Todosch is consistent in neither leaving nor creating any further art products. He merely directs the spectator to see his point of view; from there, one begins to observe the landscape alone, that one is led through by the traces of his creative process.
Imagine you are relaxing in a comfortable sofa at the bank while waiting for your personal banker. You have a few more minutes left; if you are not reading the flyers offering mortgages, you just look around. The big hall has marble paneling, live trees are in stone containers, and the counters are gilded. Everything there is to show that you are not the one to have money. You look behind you and… gosh, what is this? On the floor behind the beautiful leather sofas and armchairs are carefully heaped piles of wooden rockets of various size. They are surface-to-air or surface-to-surface missiles, but they are rough-hewn and nailed together from wood with some bark remaining. Some are even from Christmas trees.
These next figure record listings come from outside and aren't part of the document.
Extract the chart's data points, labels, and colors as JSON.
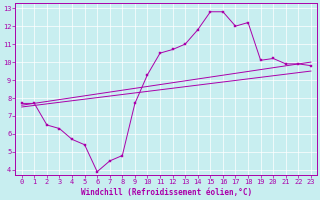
{
  "xlabel": "Windchill (Refroidissement éolien,°C)",
  "ylabel": "",
  "xlim": [
    -0.5,
    23.5
  ],
  "ylim": [
    3.7,
    13.3
  ],
  "xticks": [
    0,
    1,
    2,
    3,
    4,
    5,
    6,
    7,
    8,
    9,
    10,
    11,
    12,
    13,
    14,
    15,
    16,
    17,
    18,
    19,
    20,
    21,
    22,
    23
  ],
  "yticks": [
    4,
    5,
    6,
    7,
    8,
    9,
    10,
    11,
    12,
    13
  ],
  "bg_color": "#c8eef0",
  "line_color": "#aa00aa",
  "line1_x": [
    0,
    1,
    2,
    3,
    4,
    5,
    6,
    7,
    8,
    9,
    10,
    11,
    12,
    13,
    14,
    15,
    16,
    17,
    18,
    19,
    20,
    21,
    22,
    23
  ],
  "line1_y": [
    7.7,
    7.7,
    6.5,
    6.3,
    5.7,
    5.4,
    3.9,
    4.5,
    4.8,
    7.7,
    9.3,
    10.5,
    10.7,
    11.0,
    11.8,
    12.8,
    12.8,
    12.0,
    12.2,
    10.1,
    10.2,
    9.9,
    9.9,
    9.8
  ],
  "line2_x": [
    0,
    23
  ],
  "line2_y": [
    7.6,
    10.0
  ],
  "line3_x": [
    0,
    23
  ],
  "line3_y": [
    7.5,
    9.5
  ],
  "xlabel_fontsize": 5.5,
  "tick_fontsize": 5.0,
  "marker_size": 1.8,
  "linewidth": 0.7
}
When your business is done and you’ve complained about the strange installation in the hall, you go for a walk into the park. There, you are confronted by a huge robust but dynamic sandstone statue. You gaze at it, admiring its strange but familiar shapes. The statue has a grim but hearty expression. Is it an animal or some abstract conglomerate? What does it remind you of? Oh yes. It’s the elemental features of a Pokemon character, rendered as a multi-ton monument.
On the street you come across a flyer with a manifesto of revolutionary handymen. DIY is one of the few activities never to be mentioned in any holy book, not even in the bible. Because DIY and art are the most useless activities, they are among the most attractive. It is good to link them with a revolution, to confirm their qualities. “Do it yourself; in that way you gain a modicum of creative self-confidence.” Although you can buy such decorative crap with your hard-earned money on every street corner. It is of no use, but you need it. It might be very ugly but it is your piece of work. Maybe you won’t go straight home but stop by Bauhaus for some cheap tools, gather a few boards and wires to make a shelf at least or to cut a spoiler for your car. You keep thinking this all might be a bit silly, and you are puzzled by the sentences from the black and white flyer with a car wreck which Africans changed into a parade float.
And amid all this, a man digging a tunnel towards your home; the man who created all this will one day crawl out of a hole in your living room with a mischievous grin on his face. It’s your dog eat dog world.